零細企業が駐車場事業で大手参入を退けた理由 資本金5万円で創業のakippaは楽天にどう対抗したか
かつて私たちは光通信系の会社を経由してインターネット回線の営業代理店をやっていて、ソフトバンクの携帯電話をたくさん売っていました。
「ソフトバンクの携帯電話を売っていたら、一生ソフトバンクを超えられない」
そう思い、自社サービスを始めたという経緯があります。そのソフトバンクが、私たちがつくっている市場に入ってきた……。私はすごく興奮して、当時「note」に「ソフトバンクがライバルになった日」というタイトルで文章を書いています。
大手企業にも負けない強さの理由
このころは大手テックカンパニーが参入するたびにNewsPicksなどで「アキッパは終わったな」といったニュアンスのコメントを書かれていました。
社内の雰囲気は絶望的でした。と言いたいところですが、「人生賭けてる俺たちが負けるわけがない」とアドレナリン全開の雰囲気でした。
ただ、気持ちだけではダメです。私たちは大手テックカンパニーの参入に対し、着々と対抗策を打っていきました。
2019年までに合計で35億円の資金調達をしたこともそうですし、採用をさらに強化したこともそうです。このときまでに、全チームのマネージャーが入れ替わりました。

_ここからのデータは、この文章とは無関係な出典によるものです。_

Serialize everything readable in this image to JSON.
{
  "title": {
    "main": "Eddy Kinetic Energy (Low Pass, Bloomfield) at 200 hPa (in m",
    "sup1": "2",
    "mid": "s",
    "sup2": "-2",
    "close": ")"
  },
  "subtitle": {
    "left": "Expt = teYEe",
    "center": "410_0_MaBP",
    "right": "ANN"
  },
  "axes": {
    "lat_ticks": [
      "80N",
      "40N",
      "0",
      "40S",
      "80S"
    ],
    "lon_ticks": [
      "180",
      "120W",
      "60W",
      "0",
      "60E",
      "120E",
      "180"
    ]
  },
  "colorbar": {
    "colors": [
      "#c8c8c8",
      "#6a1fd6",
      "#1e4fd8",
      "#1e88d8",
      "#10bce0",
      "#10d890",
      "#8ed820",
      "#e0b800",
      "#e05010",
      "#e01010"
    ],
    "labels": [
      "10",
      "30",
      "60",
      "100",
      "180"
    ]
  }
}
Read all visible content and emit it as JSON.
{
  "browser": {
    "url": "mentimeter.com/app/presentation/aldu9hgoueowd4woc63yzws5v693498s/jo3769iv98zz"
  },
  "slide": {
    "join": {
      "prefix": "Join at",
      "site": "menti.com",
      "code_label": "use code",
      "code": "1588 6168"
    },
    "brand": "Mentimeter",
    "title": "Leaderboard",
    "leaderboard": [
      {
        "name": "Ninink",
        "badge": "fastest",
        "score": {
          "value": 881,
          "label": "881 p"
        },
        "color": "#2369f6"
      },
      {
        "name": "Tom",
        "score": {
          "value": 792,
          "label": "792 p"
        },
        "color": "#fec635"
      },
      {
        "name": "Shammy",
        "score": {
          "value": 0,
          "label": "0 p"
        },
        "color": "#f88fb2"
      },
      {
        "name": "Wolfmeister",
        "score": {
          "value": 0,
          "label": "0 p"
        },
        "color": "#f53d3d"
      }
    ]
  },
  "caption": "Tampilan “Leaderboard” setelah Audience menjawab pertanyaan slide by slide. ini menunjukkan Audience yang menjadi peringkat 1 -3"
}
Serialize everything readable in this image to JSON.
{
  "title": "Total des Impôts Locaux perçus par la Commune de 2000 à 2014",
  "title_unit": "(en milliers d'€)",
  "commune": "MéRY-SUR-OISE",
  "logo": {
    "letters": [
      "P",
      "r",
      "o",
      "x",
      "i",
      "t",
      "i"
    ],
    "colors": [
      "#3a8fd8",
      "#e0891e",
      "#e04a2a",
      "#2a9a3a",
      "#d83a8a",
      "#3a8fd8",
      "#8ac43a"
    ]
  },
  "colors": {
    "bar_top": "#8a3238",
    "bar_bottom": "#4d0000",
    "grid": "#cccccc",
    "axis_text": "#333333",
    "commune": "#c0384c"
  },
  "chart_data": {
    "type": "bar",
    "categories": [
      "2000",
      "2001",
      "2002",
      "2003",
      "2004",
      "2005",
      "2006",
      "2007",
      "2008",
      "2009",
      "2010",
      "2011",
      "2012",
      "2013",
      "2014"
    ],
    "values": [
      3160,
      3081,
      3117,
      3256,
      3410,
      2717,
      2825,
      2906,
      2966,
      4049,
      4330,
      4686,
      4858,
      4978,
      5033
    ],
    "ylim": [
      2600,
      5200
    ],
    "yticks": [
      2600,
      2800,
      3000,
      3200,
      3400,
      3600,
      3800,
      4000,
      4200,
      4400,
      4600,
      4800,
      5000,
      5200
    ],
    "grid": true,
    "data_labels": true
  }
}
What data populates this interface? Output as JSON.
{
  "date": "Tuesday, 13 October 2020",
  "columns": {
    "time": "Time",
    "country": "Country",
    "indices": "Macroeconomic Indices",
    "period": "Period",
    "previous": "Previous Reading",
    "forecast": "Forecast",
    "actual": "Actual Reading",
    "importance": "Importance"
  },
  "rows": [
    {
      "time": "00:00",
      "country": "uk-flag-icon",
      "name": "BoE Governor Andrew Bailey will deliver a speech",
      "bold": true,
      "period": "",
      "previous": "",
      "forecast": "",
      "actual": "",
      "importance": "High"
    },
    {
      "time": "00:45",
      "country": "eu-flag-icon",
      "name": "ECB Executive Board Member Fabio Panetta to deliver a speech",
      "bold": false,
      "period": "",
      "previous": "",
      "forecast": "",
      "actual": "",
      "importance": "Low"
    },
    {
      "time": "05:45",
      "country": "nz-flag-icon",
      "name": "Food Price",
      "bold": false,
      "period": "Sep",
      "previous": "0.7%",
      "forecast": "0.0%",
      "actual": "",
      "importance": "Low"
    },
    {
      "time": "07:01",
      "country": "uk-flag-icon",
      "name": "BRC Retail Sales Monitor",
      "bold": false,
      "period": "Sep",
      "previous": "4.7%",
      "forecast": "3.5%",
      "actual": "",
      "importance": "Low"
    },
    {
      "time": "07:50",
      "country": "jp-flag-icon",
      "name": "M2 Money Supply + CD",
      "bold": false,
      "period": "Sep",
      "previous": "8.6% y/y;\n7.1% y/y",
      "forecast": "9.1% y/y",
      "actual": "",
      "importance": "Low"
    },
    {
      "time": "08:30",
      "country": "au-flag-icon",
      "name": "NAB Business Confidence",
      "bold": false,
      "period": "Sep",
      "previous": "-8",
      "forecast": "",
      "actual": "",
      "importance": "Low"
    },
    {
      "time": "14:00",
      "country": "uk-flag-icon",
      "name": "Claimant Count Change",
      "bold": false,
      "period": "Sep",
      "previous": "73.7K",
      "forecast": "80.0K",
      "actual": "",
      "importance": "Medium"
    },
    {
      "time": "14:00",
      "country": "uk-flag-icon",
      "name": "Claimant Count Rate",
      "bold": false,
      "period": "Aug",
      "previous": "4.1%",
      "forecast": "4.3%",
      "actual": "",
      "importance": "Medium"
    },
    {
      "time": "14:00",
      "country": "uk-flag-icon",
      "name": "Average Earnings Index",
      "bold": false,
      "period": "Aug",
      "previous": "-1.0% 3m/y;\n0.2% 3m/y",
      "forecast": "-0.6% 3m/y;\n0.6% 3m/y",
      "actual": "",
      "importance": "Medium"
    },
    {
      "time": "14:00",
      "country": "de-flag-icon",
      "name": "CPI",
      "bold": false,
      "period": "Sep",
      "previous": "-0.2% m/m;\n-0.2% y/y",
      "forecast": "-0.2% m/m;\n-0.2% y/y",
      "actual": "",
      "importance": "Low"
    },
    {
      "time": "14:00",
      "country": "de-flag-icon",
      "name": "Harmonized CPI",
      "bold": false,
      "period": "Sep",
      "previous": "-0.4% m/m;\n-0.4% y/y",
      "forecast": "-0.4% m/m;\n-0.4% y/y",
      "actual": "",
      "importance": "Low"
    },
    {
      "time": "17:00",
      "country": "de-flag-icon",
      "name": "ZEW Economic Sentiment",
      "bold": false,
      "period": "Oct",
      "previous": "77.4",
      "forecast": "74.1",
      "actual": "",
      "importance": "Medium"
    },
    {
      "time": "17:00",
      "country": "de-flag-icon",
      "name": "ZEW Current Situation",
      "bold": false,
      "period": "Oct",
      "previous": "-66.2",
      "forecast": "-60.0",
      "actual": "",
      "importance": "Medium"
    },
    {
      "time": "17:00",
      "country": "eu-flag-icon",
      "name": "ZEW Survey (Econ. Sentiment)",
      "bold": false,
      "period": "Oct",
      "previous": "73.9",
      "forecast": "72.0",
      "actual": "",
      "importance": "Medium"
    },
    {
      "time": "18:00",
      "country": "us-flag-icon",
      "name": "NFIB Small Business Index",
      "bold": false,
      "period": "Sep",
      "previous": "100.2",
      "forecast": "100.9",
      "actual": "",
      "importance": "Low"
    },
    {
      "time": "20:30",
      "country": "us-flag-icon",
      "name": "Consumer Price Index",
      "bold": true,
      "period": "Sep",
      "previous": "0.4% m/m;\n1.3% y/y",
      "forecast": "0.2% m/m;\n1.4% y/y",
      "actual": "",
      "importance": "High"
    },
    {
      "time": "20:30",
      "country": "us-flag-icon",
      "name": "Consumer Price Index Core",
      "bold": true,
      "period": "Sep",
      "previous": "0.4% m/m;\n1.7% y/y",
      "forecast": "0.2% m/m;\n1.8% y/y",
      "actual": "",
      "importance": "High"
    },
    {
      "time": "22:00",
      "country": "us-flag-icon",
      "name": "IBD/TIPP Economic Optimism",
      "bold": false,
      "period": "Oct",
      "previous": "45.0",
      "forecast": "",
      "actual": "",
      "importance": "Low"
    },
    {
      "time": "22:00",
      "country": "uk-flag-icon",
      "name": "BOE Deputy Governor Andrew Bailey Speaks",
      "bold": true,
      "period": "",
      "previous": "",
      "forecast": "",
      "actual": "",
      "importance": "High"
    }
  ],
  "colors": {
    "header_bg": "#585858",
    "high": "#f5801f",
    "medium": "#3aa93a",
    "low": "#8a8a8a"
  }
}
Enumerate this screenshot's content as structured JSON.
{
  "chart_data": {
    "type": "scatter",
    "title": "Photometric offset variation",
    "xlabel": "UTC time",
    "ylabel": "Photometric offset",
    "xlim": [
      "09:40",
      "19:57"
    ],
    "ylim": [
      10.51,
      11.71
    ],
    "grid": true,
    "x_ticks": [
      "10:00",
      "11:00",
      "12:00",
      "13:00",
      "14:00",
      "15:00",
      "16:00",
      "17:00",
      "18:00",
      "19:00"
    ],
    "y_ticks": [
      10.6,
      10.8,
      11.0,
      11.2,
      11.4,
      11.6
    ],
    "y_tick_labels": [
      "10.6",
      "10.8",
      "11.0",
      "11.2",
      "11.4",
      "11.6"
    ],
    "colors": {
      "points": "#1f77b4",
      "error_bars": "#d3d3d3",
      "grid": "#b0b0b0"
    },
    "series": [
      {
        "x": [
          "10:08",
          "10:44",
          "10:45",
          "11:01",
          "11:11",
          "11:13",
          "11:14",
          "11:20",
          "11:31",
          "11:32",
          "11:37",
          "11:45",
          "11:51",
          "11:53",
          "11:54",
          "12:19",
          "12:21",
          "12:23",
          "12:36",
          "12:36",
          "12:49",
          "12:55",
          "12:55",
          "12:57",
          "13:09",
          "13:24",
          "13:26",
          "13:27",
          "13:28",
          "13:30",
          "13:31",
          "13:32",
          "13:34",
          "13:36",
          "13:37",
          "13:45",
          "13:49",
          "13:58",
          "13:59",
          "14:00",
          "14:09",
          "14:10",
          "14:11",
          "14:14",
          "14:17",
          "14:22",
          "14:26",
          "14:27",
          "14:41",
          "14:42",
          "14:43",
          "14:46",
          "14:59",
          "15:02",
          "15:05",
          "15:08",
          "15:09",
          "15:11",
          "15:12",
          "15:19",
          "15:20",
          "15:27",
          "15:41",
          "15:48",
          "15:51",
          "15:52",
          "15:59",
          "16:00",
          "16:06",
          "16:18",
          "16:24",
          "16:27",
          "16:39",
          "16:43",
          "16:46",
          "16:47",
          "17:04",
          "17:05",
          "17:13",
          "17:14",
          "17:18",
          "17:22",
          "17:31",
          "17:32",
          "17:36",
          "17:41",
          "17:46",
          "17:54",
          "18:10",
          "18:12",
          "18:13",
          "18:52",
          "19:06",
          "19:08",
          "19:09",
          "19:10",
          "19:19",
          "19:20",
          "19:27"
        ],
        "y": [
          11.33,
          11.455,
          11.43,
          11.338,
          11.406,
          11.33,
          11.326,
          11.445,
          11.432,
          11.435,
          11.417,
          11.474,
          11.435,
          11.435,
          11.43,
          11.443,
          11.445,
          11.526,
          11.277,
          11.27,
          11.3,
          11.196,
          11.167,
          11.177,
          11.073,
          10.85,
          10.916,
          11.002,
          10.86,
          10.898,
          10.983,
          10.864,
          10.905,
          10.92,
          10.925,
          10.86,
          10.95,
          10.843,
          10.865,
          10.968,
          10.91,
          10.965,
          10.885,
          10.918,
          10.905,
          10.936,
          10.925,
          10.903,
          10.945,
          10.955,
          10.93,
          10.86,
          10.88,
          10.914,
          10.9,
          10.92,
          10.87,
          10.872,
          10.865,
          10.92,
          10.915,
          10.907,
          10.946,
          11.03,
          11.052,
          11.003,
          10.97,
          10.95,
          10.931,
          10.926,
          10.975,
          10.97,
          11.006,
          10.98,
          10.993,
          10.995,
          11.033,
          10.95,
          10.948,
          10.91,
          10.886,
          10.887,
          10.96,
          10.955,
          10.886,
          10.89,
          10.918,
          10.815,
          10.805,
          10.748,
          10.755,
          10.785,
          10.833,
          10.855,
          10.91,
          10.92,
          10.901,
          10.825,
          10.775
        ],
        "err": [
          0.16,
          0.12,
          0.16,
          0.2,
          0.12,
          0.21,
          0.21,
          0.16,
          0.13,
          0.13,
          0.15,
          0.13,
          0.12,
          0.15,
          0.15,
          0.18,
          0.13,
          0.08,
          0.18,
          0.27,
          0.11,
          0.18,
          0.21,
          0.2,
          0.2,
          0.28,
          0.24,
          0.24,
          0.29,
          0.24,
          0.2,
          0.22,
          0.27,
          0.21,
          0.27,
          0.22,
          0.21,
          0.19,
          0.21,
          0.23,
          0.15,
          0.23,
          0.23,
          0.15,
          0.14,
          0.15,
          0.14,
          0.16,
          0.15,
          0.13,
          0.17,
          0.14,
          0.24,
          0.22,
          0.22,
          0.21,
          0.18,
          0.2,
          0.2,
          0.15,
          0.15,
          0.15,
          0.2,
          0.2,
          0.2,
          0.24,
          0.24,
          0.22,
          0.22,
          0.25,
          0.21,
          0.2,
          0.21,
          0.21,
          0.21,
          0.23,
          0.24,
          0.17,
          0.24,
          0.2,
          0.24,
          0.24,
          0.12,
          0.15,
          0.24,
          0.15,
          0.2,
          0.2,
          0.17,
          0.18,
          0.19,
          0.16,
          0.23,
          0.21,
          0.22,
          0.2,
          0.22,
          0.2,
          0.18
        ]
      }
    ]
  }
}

マーケティングチームも、プロダクトチームも、広報チームも、駐車場開拓チームも、マネージャーは新たな転職者に替わりました。
もともといた社員は、いままで営業に邁進してくれていた人たちです。アキッパという未知の事業モデルで、しかも専門領域ではない仕事を任されていたので、不安を抱えていたのでしょう。普通は、新しく入ってきた人がいきなりマネージャーとして着任して彼らにマネジメントされるのは面白くないはずです。
ところが、古くから在籍している社員には、彼らのバックグラウンドに敬意を払って、温かく迎え入れるマインドがありました。これは本当にすごいことだと思います。
もっとも、私は昔から折に触れ、「会社が成長していったら、私たちは能力が追いつかなくなる。そのときまでにスキルを成長させるか、もしくは自分より優秀な人を受け入れるマインドを養っておかないといけない」と、そんな話をしていました。
そのような風土が組織に根づいていたのかもしれません。みんな新しく入ってきた人をリスペクトして、彼らの活躍、そしてakippa社の文化を支える存在になってくれました。